Tolle Lege Institute

Evangelical Reformed Church of Lithuania: Interview with Rev. Rimas Mikalauskas

10 January 2018 | Tolle Lege

Tolle Lege: Could you tell us about the history of the Evangelical Reformed Church of Lithuania?

Rimas Mikalauskas: Our history began with the Reformation in sixteenth century, when Poland and Lithuania were one country – the Polish-Lithuanian Commonwealth. The country, however, was not homogenous. In the Grand Duchy of Lithuania law was regulated by the Statutes of Lithuania which granted to the Reformed Church greater privileges concerning its property and the freedom to confess the evangelical faith. Due to this fact, it was easier for the Lithuanian Church to survive the Counter-Reformation. Another factor, that helped us to survive, was protection of noble families such as Radziwiłłs.

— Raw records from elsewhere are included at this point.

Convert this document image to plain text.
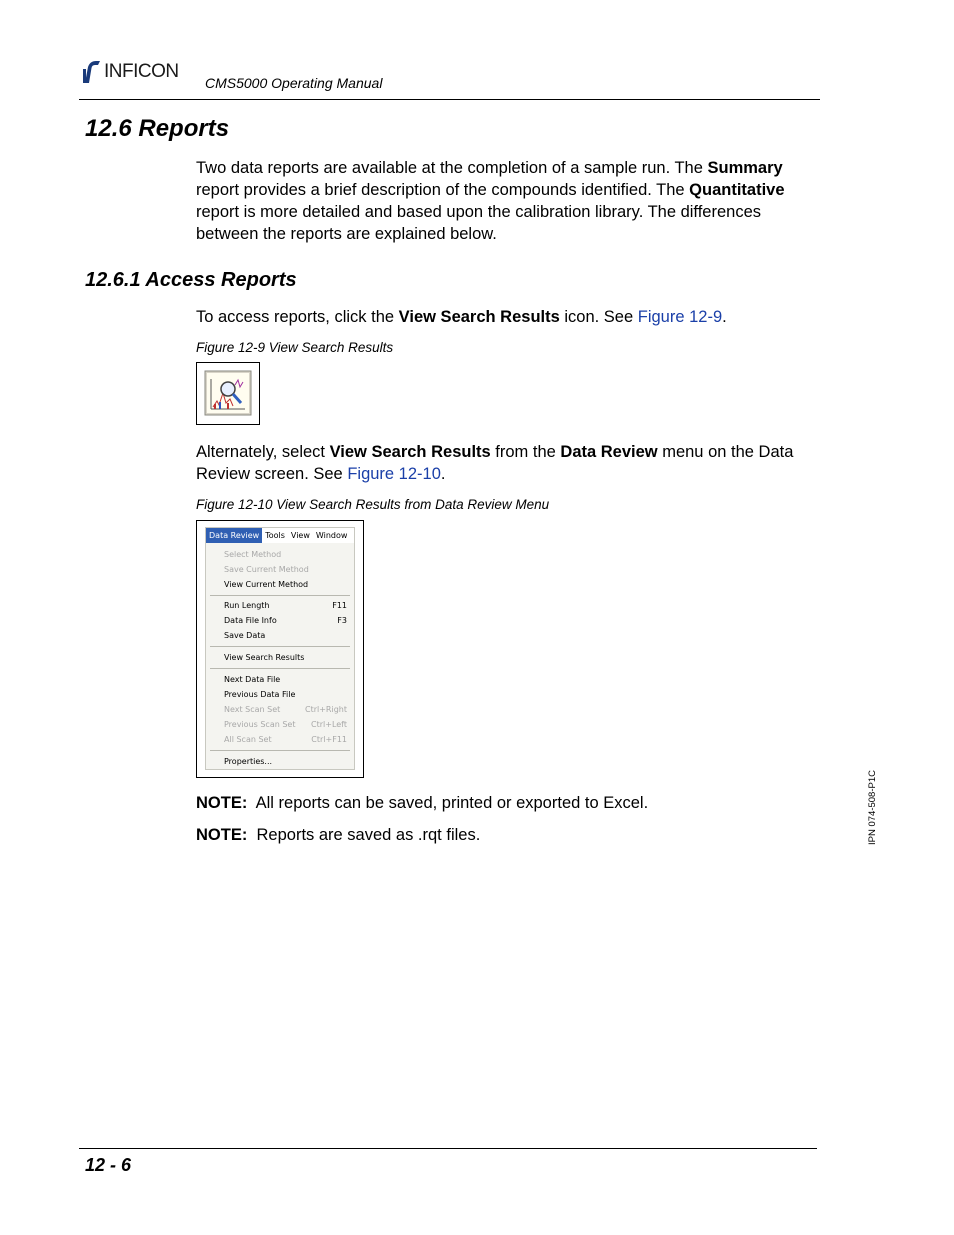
INFICON
CMS5000 Operating Manual
12.6 Reports
Two data reports are available at the completion of a sample run. The Summary report provides a brief description of the compounds identified. The Quantitative report is more detailed and based upon the calibration library. The differences between the reports are explained below.
12.6.1 Access Reports
To access reports, click the View Search Results icon. See Figure 12-9.
Figure 12-9 View Search Results
Alternately, select View Search Results from the Data Review menu on the Data Review screen. See Figure 12-10.
Figure 12-10 View Search Results from Data Review Menu
Data Review Tools View Window
Select Method
Save Current Method
View Current Method
Run Length	F11
Data File Info	F3
Save Data
View Search Results
Next Data File
Previous Data File
Next Scan Set	Ctrl+Right
Previous Scan Set Ctrl+Left
All Scan Set	Ctrl+F11
Properties...
NOTE: All reports can be saved, printed or exported to Excel.
NOTE: Reports are saved as .rqt files.	IPN 074-508-P1C
12 - 6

After the World War I, there were two Reformed Churches which had Lithuanian identity. One of them was the Church of Vilnius and the other was Church of Biržai. They could not become a one federation, because Vilnius was in the borders of Poland, while the other Church was in the borders of the Lithuanian Republic. In spite of unfriendly political situation of the countries both sides of the Unitas Lithuaniae (historical name of the Evangelical Reformed Synod of Lithuania) made attempts to keep the relationship and shared common heritage.

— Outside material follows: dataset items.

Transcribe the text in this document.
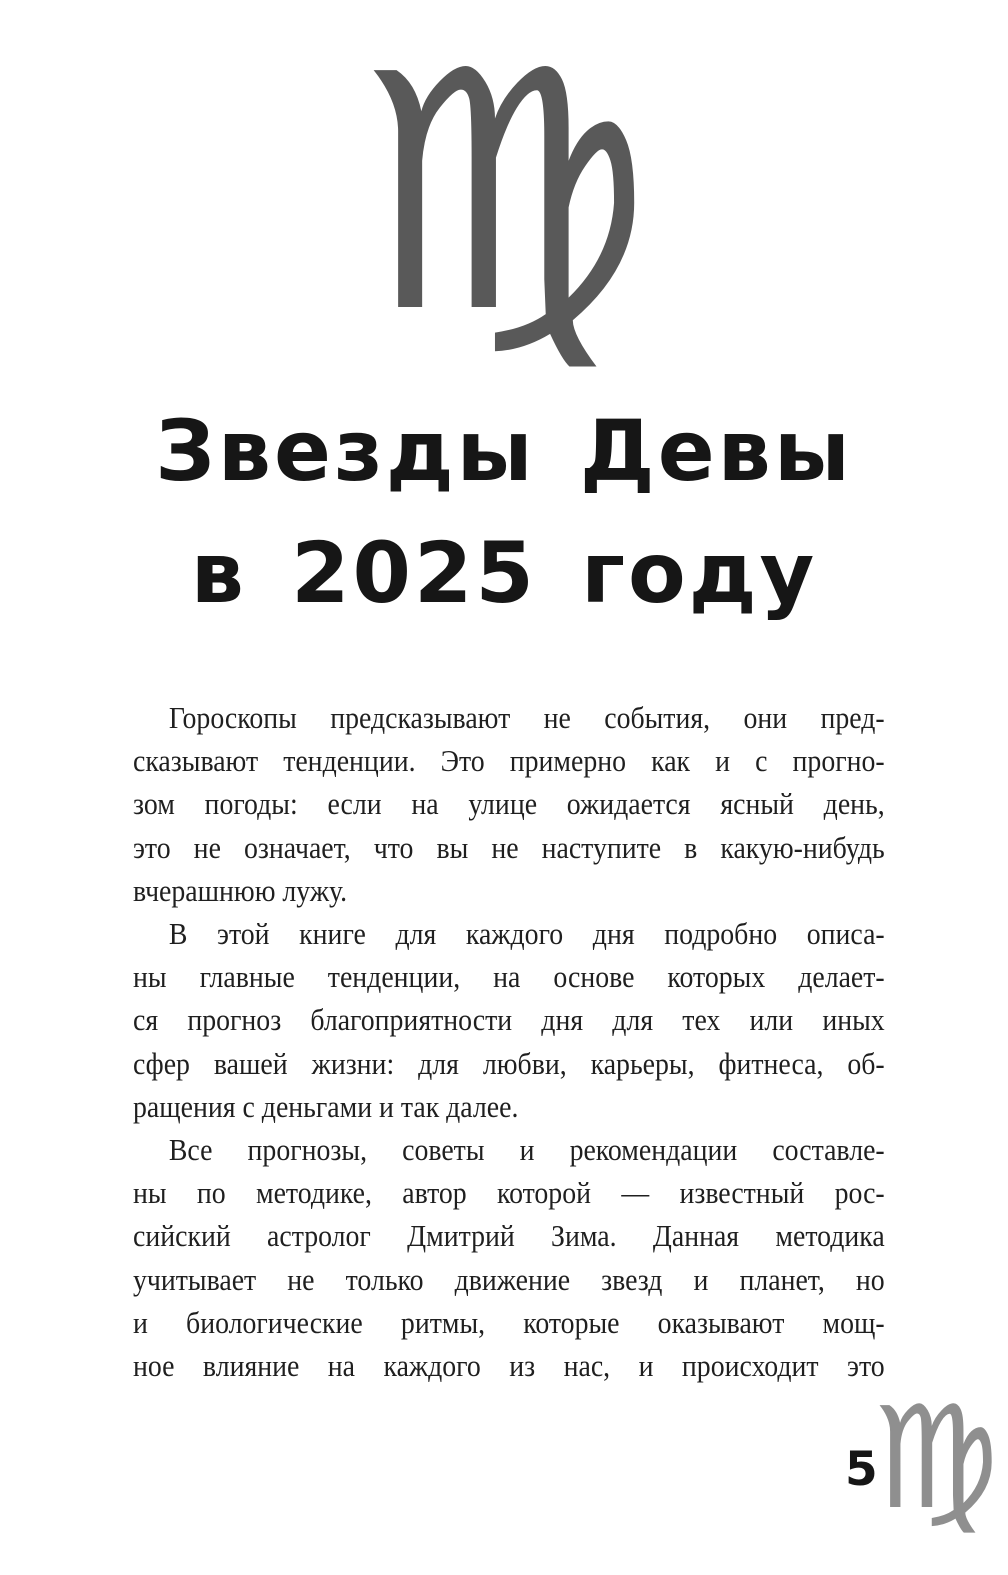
♍
Звезды Девы
в 2025 году
Гороскопы предсказывают не события, они пред-
сказывают тенденции. Это примерно как и с прогно-
зом погоды: если на улице ожидается ясный день,
это не означает, что вы не наступите в какую-нибудь
вчерашнюю лужу.
В этой книге для каждого дня подробно описа-
ны главные тенденции, на основе которых делает-
ся прогноз благоприятности дня для тех или иных
сфер вашей жизни: для любви, карьеры, фитнеса, об-
ращения с деньгами и так далее.
Все прогнозы, советы и рекомендации составле-
ны по методике, автор которой — известный рос-
сийский астролог Дмитрий Зима. Данная методика
учитывает не только движение звезд и планет, но
и биологические ритмы, которые оказывают мощ-
ное влияние на каждого из нас, и происходит это
5
♍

After the World War II, Lithuania was incorporated into the Soviet Union. It was difficult time for the Church, for communist government forbid us to convoke the Synod, with exception of the year 1957, when we celebrated 400 years of our existence and were allowed to have an extraordinary Synod. During that time, the Church was governed by the consistory. 1

TL: What is the Evangelical Reformed Church of Lithuania like today?

RM: Today, Evangelical Reformed Church is one of the nine historical Churches recognised by the state. Among these Churches, Roman Catholic Church was the first to sign a formal agreement with government in matters such as religious education in public schools or having army-chaplains. Presently, we have also signed this document, but we need to practically implement some of its points. We did also face challenge of resolving our legal situation after the communist period and figuring out who had right to represent the Church before the law.

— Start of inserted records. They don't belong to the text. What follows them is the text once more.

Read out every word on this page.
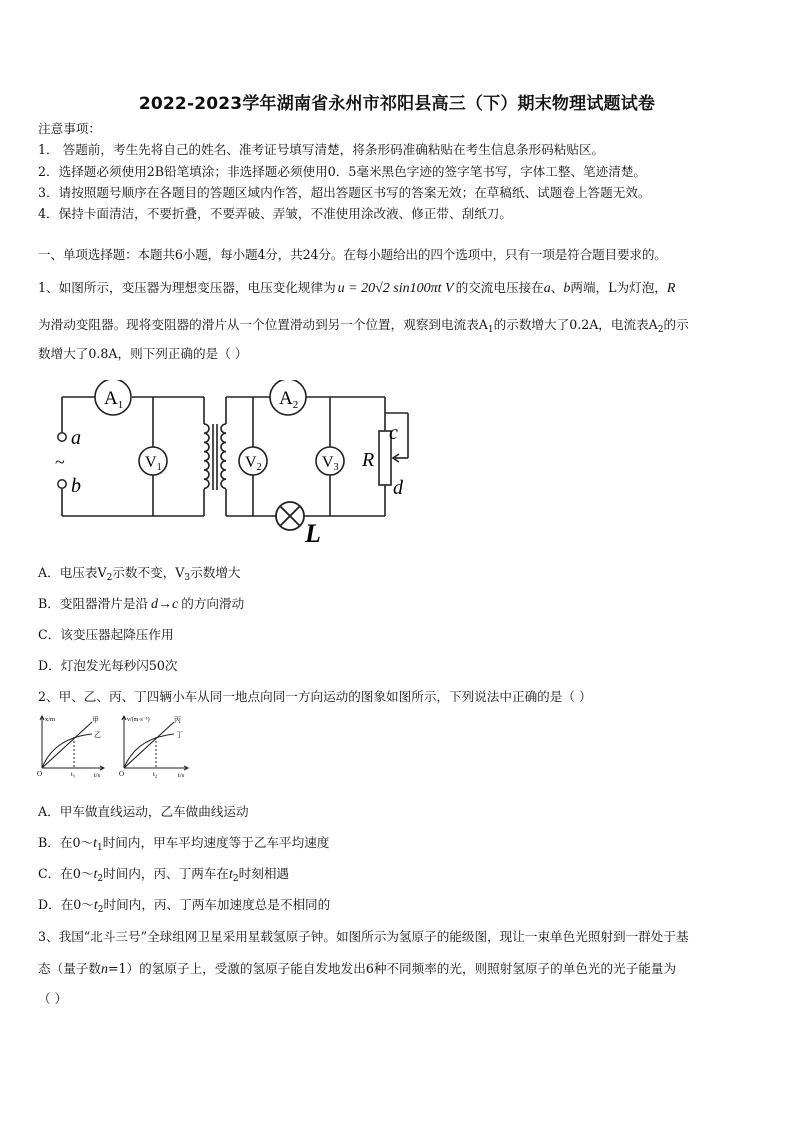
2022-2023学年湖南省永州市祁阳县高三（下）期末物理试题试卷
注意事项：
1． 答题前，考生先将自己的姓名、准考证号填写清楚，将条形码准确粘贴在考生信息条形码粘贴区。
2．选择题必须使用2B铅笔填涂；非选择题必须使用0．5毫米黑色字迹的签字笔书写，字体工整、笔迹清楚。
3．请按照题号顺序在各题目的答题区域内作答，超出答题区书写的答案无效；在草稿纸、试题卷上答题无效。
4．保持卡面清洁，不要折叠，不要弄破、弄皱，不准使用涂改液、修正带、刮纸刀。
一、单项选择题：本题共6小题，每小题4分，共24分。在每小题给出的四个选项中，只有一项是符合题目要求的。
1、如图所示，变压器为理想变压器，电压变化规律为 u = 20√2 sin100πt V 的交流电压接在a、b两端，L为灯泡，R
为滑动变阻器。现将变阻器的滑片从一个位置滑动到另一个位置，观察到电流表$A_1$的示数增大了0.2A，电流表$A_2$的示
数增大了0.8A，则下列正确的是（ ）
$A_1$	$A_2$
V1	V2	V3
a
~
b
R
c
d
L
A．电压表$V_2$示数不变，$V_3$示数增大
B．变阻器滑片是沿 d→c 的方向滑动
C．该变压器起降压作用
D．灯泡发光每秒闪50次
2、甲、乙、丙、丁四辆小车从同一地点向同一方向运动的图象如图所示，下列说法中正确的是（ ）
x/m
t/s
O	$t_1$
甲
乙
v/(m·s⁻¹)
t/s
O	$t_2$
丙
丁
A．甲车做直线运动，乙车做曲线运动
B．在$0\sim t_1$时间内，甲车平均速度等于乙车平均速度
C．在$0\sim t_2$时间内，丙、丁两车在$t_2$时刻相遇
D．在$0\sim t_2$时间内，丙、丁两车加速度总是不相同的
3、我国“北斗三号”全球组网卫星采用星载氢原子钟。如图所示为氢原子的能级图，现让一束单色光照射到一群处于基
态（量子数n=1）的氢原子上，受激的氢原子能自发地发出6种不同频率的光，则照射氢原子的单色光的光子能量为
（ ）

Some of our congregations are in smaller towns and thus are suffering from younger people moving to cities. We still have worship services there, but no longer every Sunday. On the other hand, Churches in bigger cities like Vilnus, Kaunas and Panevėžys are growing.

Also, like many Churches in other parts of the world, we are struggling with theological liberalism in theology. Our Synod has recently ruled that we do not want to go in this direction as a Church. Instead, we would like to be faithful to the Scripture and our confessions – the Heidelberg Catechism and the Second Helvetic Confession. We did also recently prepare a Lithuanian translation of the Second Helvetic Confession. (Previously we used a Polish version of it – the Confession of Sandomierz.)

TL: We heard that you are working on the new psalter-hymnal. Could you tell us why is the new hymnbook needed?

RM: So far, we used a reprint of the 1942 hymnbook. However, recently we decided, that we need to prepare a new hymnbook that would be more fitting to our present needs. We would like, also, to return to the old Reformed tradition of having in our hymnbook a collection of Psalms alongside the selection of hymns. Our previous hymnbook was made at the time, when there was a tendency of making hymnbooks together with Lutherans and therefore it lacks separate collection of Psalms.

TL: Some time ago the Gospel Coalition 2 published an article saying that your Lithuanian Evangelical Reformed Church cooperated with certain charismatic Church in translating the “New City Catechism”. Could you tell us more about that cooperation?

RM: I think, that that Church was charismatic in 90s. Presently it is a federation of various Churches, some of which are very close to the Reformed Church. We have signed together a statement saying that we agree with respect to the doctrine expressed in Reformed Confessions and would like to cooperate. Other than translation work, this cooperation includes also religious education in schools. Evangelical Reformed Church has a program of religious education accepted by government which is used by the other denomination as well. Every third month there is also a meeting of committee comprised of delegates from both Churches, when we talk about the theology and shared projects. I can say, that we have a truly fraternal relationship, though we are two separate Churches.

TL: Thank you for the interview!  


Rev. Rimas Mikalauskas – is a pastor in Evangelical Reformed Church in Biržai and vice-president of the Consistory of the Evangelical Reformed Church of Lithuania.




  1. Unlike in Dutch Reformed Churches, in Polish and Lithuanian Churches a „consistory” refers to the body governing the whole Church (federation), rather than a particular congregation.